Matières synthétiques

Spiber has perfected Brewed Protein™ technology to develop protein fibres in the laboratory through the fermentation of plant-based ingredients.

The specific components of the materials are analysed to form a database, and then DNA and amino acid sequences are designed to replicate the characteristics and obtain the desired functions. An especially designed fermentation process using micro-organisms is then used to transform the protein structure. The resulting polymer is extracted and purified before being processed into fibre, yarn and film.

Brewed Protein™ fibres have been tested to biodegrade in seawater, and Brewed Protein™ fabrics disintegrate completely in soil.

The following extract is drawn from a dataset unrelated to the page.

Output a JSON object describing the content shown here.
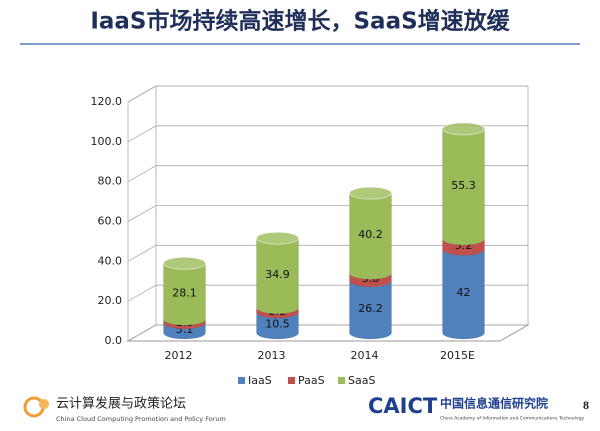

The production plants in Thailand and the US lie close to the farmland where the raw materials are grown (sugar cane in Thailand and corn in the US) according to sustainable agriculture principles. The long-term aim is to use agricultural by-products to limit the impact on the soil.

Another significant step forward is LanzaTech cutting-edge technology transforms pollution into a resource for new fibers.

This American company converts emissions capture from steel mills into next-generation PET using a biotechnology process.

LanzaTech has identified naturally occurring micro-organisms that can process carbon from exhaust gases.

Carbon dioxide, carbon monoxide and hydrogen from manufacturing plants are directed into a bioreactor filled with these micro-organisms. The gas is metabolised into ethanol, chemically converted into monoethylene glycol (MEG) and then copolymerised into PET, for new-generation polyesters that are 100% recyclable.